Summary
- TriNet posted its FY22 and Q4 FY22 results.
- Their Q4 FY22 revenue growth was stagnant with a decrease in the net income.
- The management suggested declines in revenue growth in FY23.
- I assign a hold rating on TNET.
Investment Thesis
TriNet Group ( TNET ) recently posted its FY22 and Q4 FY22 results. In this thesis, I will analyze their financial results. I believe they are overvalued compared to the industry, and their revenue growth in FY23 might decline significantly. Even the revenue estimates provided by management are concerning in my opinion. So I assign a hold rating on TNET.
About TNET
TNET provides human resources ((HM)) consulting services, advanced payroll services, and employee benefit options for small and medium-sized businesses across the United States. They offer multi-state payroll processing and tax administration, workers' compensation insurance and claims management, and other HR-related services. It also provides technology platforms, a mobile tool that allows users to view, store, and manage human resource information and also administer human resource transactions such as tax administration and credits, employee performance, compensation reporting, and benefits enrolment and administration. They serve clients in various industries like technology, financial services, and life sciences. TNET was incorporated in 1988.
Financial Analysis
TNET recently posted its FY22 and Q4 FY22 results . It outperformed the market's revenue and earnings expectations by 26.9% and 212%, respectively. The reported revenue for FY22 was $4.9 billion, which is the highest-ever revenue achievement for the company. The revenue for FY22 increased by 7.6% compared to the revenue of FY21. I think the management's use of a vertical integration strategy and an effective client selection procedure was the main factor in the increase. The management was motivated to develop products and services by their focus on the complete lifetime value of a customer, which resulted in a customer staying with the company for an extended period of time. The management seems to believe this vertical approach is sustainable and will deliver profitable growth over time. The net income for FY22 was $355 million, a rise of 5% compared to FY21. I believe the main reason behind this increase was the growth in professional service revenue.
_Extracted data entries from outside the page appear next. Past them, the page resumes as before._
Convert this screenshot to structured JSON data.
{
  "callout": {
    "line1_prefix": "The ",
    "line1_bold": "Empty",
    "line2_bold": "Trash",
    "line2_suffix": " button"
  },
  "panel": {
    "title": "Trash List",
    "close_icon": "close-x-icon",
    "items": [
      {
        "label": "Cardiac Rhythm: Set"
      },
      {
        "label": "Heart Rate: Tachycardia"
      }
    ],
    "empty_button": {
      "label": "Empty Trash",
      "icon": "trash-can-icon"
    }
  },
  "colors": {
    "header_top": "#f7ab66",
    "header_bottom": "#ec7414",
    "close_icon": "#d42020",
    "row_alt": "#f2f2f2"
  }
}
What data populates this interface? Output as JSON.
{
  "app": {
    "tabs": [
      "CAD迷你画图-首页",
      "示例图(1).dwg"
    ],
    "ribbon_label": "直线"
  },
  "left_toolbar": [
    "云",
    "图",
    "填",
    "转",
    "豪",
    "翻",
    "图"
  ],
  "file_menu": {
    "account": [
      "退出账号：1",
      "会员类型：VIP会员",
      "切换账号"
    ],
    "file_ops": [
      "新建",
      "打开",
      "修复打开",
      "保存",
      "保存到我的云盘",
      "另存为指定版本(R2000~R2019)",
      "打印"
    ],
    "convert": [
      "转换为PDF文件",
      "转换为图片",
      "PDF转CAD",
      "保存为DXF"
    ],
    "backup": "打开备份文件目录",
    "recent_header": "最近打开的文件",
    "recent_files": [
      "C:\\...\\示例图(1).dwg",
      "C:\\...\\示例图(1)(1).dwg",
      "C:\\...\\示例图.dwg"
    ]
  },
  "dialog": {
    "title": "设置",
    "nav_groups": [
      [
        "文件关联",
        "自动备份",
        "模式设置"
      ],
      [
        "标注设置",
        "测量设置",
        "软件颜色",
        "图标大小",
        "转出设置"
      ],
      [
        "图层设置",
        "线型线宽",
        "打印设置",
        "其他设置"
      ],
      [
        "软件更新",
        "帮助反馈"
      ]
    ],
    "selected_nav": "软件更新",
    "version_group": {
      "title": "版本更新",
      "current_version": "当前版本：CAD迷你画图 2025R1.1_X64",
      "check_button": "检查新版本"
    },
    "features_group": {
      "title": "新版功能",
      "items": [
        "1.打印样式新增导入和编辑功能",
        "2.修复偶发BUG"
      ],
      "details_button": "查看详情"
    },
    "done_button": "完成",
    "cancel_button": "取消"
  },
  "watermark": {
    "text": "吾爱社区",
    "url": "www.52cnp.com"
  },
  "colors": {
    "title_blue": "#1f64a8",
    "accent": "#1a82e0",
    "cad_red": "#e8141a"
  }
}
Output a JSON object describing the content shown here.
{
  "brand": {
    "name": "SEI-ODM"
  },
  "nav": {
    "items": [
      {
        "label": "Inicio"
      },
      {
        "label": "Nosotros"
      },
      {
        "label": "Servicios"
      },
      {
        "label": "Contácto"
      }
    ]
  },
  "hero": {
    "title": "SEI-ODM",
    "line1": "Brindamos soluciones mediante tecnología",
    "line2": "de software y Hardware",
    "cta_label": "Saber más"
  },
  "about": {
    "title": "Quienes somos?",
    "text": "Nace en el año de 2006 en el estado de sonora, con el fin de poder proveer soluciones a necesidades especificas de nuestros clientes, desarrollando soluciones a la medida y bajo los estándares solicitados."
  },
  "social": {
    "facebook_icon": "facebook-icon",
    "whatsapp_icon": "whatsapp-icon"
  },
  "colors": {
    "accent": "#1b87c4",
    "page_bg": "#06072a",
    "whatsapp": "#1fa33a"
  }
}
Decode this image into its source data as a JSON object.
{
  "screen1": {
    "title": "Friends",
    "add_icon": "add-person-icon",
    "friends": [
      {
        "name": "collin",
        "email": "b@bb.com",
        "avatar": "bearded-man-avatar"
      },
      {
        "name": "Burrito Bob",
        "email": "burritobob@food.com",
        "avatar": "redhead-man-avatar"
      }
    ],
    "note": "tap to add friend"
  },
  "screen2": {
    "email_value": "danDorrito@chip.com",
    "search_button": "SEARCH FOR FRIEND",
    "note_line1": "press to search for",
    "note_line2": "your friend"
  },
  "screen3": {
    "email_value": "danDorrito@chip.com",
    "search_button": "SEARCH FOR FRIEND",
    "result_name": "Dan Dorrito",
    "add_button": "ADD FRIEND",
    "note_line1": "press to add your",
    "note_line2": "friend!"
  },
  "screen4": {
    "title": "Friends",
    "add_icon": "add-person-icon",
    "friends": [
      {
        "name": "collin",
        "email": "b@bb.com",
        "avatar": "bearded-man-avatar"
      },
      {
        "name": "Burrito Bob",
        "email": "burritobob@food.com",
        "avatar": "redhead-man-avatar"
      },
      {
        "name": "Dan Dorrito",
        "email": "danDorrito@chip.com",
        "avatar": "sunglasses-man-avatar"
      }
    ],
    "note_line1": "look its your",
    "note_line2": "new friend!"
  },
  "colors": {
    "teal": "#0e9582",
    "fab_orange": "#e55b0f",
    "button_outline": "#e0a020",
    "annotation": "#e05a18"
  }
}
Comparing Q4 of FY22 to Q4 of FY21, total sales were unchanged, and net income fell by 29%. I think the main causes of the revenue growth stagnation and decreased net income were the attrition that the TNET experienced as a result of several significant corporations leaving and the impact of the economic slowdown on the technology industry.
Technical Analysis
TNET is trading at the level of $91. The stock is currently in a downtrend; since October 2021, it has been creating lower highs and lower lows, which is a bearish pattern. The stock is very close to a critical resistance level of $92. If it breaks through this level, the stock may see new highs and rise as high as $110; however, if rejected, it might continue to decline and drop as low as $65.
Should One Invest In TNET?
The company's revenues have steadily risen throughout the previous five fiscal years, reaching their highest level in FY22. However, the estimated revenue for FY23 is roughly $1.26 billion, which is a cause for concern as it is 288% less than the revenue of FY22. I think that the slowdown in the economy and other macroeconomic challenges could impede the company's growth.
They have a P/E ((FWD)) ratio of 17.30x compared to the sector ratio of 17.74x, which shows that they are likely fairly valued. But, we can determine that TNET is currently overvalued using another crucial valuation statistic, the PEG ratio. Due to the fact that it takes projected earnings and revenue growth into account, the PEG ratio is a vital tool for assessing a company's worth. They have a PEG ((TTM)) ratio of 1.52x compared to the sector ratio of 0.52x. A peg ratio above 1x indicates that the company is overvalued. In addition, they have a Price / Sales ((FWD)) ratio of 4.34x compared to the sector ratio of 1.40x. The Price / Sales ratio also shows us that they are overvalued.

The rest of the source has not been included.